Last year, I almost went to a class called White Fragility, it was hosted by a church, which made it that much more appealing to me. See, I’ve spent a lot of time in churches and church sponsored environments throughout my life, and while I have heard the word justice used a lot, I’ve rarely seen it enacted, lived out, or truly, practically preached about. So I was shocked, and so excited to go possibly see the church having conversations I’d never seen them have before.
The class actually ended up changing names before the event. It was something much less ‘offensive,’ after the name change. I had already planned to go, and hoped the content would remain the same despite the name change. I am glad I went… I heard lots of things, some of which I had never heard before, particularly about racial reconciliation. I sat in a room full of people who were clearly eager to learn and grow. I took a lot of notes.
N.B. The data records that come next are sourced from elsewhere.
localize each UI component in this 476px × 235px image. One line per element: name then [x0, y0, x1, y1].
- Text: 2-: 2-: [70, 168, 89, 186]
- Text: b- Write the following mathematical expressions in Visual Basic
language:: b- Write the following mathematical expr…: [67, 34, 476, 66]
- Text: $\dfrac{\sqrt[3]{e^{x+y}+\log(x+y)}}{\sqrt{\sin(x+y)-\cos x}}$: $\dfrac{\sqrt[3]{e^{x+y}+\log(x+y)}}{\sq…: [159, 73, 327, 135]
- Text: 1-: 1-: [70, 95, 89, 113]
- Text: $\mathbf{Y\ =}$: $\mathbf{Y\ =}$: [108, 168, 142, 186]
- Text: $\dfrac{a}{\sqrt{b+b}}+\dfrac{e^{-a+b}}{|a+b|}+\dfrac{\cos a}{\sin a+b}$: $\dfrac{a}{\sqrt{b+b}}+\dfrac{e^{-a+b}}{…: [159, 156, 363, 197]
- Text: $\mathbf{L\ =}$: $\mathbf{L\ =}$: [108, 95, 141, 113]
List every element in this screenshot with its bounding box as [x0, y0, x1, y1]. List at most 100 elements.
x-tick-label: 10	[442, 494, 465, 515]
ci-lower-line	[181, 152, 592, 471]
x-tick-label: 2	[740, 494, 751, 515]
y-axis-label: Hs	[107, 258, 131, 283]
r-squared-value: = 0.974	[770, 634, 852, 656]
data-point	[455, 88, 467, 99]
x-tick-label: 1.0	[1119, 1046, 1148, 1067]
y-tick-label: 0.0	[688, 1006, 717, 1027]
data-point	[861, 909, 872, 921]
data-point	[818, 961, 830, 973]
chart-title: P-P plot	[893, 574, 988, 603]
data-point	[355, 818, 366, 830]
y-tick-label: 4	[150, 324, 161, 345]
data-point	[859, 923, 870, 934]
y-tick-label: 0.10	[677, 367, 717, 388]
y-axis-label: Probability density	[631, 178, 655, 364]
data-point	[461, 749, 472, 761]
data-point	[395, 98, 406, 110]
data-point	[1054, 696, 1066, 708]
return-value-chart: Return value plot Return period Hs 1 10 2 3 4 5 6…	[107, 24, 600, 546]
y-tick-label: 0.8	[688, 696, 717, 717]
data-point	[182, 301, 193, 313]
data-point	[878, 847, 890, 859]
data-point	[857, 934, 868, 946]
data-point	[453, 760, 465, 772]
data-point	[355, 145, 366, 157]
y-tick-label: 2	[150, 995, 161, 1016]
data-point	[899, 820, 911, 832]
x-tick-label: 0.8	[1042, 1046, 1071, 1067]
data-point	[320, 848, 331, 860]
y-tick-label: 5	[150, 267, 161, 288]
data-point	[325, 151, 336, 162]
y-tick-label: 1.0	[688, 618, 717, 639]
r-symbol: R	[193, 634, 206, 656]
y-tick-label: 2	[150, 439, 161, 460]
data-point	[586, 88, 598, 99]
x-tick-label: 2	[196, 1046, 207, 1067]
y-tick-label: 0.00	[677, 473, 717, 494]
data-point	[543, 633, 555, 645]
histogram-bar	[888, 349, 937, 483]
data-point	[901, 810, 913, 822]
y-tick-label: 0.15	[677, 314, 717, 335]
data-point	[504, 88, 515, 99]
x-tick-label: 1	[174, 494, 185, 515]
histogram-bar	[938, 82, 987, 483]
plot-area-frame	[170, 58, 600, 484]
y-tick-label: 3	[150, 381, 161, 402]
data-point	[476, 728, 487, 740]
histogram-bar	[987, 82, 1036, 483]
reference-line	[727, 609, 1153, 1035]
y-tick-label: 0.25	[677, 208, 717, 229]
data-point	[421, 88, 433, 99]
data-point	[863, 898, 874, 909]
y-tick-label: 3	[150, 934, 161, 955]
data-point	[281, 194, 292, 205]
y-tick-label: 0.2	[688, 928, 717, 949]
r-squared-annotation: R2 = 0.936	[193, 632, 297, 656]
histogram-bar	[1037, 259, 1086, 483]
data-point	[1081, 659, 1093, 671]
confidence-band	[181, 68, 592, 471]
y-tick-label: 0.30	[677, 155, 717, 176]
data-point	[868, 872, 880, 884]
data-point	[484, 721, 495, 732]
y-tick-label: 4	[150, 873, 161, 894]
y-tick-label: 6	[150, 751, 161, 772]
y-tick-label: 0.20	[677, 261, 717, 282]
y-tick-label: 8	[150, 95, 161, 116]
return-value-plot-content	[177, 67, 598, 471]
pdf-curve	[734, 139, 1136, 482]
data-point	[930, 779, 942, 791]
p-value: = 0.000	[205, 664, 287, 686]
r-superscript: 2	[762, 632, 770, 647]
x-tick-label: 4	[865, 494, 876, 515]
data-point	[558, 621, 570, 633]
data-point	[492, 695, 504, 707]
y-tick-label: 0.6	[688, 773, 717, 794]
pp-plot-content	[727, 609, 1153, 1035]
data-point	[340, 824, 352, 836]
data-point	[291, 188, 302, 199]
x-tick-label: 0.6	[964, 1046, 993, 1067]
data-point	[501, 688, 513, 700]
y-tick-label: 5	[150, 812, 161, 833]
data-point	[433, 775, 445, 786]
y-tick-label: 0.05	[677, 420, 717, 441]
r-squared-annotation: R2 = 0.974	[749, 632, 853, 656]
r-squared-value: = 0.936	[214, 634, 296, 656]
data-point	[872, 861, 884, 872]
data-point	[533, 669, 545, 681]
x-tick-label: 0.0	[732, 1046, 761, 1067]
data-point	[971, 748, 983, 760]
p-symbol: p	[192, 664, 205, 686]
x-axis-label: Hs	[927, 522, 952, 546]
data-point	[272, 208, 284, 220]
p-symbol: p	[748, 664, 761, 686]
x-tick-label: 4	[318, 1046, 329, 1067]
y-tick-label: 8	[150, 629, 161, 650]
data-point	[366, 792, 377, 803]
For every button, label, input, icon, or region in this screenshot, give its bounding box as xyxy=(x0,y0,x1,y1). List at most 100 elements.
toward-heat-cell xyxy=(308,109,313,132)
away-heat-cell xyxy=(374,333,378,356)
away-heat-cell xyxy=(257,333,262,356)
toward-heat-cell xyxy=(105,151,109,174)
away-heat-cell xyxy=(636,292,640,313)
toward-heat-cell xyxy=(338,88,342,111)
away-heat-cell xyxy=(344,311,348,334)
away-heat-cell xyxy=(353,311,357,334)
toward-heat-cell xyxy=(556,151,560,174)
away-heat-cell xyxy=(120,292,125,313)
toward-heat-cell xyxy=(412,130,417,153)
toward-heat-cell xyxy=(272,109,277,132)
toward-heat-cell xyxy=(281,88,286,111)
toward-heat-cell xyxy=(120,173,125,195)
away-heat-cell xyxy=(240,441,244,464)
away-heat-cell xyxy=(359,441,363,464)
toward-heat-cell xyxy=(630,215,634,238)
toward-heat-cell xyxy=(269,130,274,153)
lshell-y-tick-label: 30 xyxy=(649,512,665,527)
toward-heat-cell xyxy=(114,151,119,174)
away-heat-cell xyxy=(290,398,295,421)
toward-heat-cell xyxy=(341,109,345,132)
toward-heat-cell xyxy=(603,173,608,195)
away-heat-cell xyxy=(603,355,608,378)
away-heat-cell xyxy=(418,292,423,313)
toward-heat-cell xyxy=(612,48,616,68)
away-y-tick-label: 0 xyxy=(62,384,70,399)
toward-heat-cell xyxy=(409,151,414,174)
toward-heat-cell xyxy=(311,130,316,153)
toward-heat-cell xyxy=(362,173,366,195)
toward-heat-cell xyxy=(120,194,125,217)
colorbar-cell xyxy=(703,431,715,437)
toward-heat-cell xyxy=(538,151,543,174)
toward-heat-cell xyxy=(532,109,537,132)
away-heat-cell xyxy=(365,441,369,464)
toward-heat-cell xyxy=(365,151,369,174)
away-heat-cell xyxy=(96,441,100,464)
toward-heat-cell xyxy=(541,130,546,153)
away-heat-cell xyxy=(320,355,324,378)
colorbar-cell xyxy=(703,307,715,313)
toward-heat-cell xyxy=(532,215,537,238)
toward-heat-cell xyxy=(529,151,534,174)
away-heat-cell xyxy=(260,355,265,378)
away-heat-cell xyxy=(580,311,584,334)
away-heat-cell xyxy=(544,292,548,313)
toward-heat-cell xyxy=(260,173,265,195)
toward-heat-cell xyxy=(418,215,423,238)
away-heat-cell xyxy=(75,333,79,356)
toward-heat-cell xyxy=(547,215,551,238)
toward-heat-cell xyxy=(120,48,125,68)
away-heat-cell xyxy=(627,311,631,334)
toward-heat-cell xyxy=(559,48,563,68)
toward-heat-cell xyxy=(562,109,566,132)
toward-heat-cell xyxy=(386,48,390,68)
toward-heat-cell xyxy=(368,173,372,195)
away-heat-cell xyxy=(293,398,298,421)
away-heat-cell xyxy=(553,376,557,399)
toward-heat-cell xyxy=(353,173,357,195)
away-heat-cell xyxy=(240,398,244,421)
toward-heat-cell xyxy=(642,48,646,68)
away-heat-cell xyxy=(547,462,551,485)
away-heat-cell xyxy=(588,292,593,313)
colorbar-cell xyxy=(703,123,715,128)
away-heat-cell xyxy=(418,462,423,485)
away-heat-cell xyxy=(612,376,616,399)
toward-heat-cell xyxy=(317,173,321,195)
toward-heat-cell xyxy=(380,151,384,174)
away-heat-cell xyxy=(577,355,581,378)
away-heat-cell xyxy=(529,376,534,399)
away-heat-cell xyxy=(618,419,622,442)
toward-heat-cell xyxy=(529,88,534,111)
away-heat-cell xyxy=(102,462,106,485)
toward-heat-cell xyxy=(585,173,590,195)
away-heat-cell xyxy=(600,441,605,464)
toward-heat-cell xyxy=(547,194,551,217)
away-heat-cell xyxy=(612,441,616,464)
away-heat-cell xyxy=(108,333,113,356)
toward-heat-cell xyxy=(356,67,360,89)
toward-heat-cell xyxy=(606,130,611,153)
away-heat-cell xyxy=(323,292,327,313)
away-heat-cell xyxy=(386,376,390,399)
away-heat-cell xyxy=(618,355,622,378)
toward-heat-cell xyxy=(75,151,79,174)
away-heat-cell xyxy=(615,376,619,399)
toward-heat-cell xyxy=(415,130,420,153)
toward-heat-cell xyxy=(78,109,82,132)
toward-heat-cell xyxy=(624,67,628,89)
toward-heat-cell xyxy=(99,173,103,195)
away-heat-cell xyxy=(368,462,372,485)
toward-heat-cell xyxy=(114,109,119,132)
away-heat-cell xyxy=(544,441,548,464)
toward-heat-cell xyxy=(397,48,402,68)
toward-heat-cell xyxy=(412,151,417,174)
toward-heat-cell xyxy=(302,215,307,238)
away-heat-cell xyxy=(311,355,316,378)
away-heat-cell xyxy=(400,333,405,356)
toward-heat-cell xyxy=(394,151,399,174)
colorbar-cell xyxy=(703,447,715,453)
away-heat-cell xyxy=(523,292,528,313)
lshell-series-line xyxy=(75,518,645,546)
I asked questions after, and wrote a list of recommended books, podcasts, and movies, and I got to work, slowly but surely, opening my mind and letting my paradigm shift.
I have to say that white fragility seems to the hardest topic to actually, practically talk about. Especially when I know that I’m primarily writing to a white audience, as a white person. I am sure I don’t even fully see my own white privilege (“white undeserved advantages.”) It has been an interesting process (to say the least) for me to identify my own unconscious bias, and to take a hard look at my own fragility.
I think that the suggestions of the last 17 days have really given each of you about a zillion starting points to choose from, and that’s good, because I’ve only got two for this one.
Read this post – “The Sugar-coated Language of White Fragility.”
I try to check myself in my daily life – here’s my metric:
If I find myself getting defensive, mentally, verbally, or even with my body language… Or if I find that I’m really quick to respond with some ready made answer defending my position about something (even only within my own mind) I do an immediate reevaluation…. here is a small sampling of questions I ask myself:
Why am I responding this way? Do I feel threatened?
What about me is being called into question? Is there a real threat?
What truth am I possibly missing?
Am I really listening to the other person/perspective?
Or am I focused on protecting my own beliefs regardless of what might be true?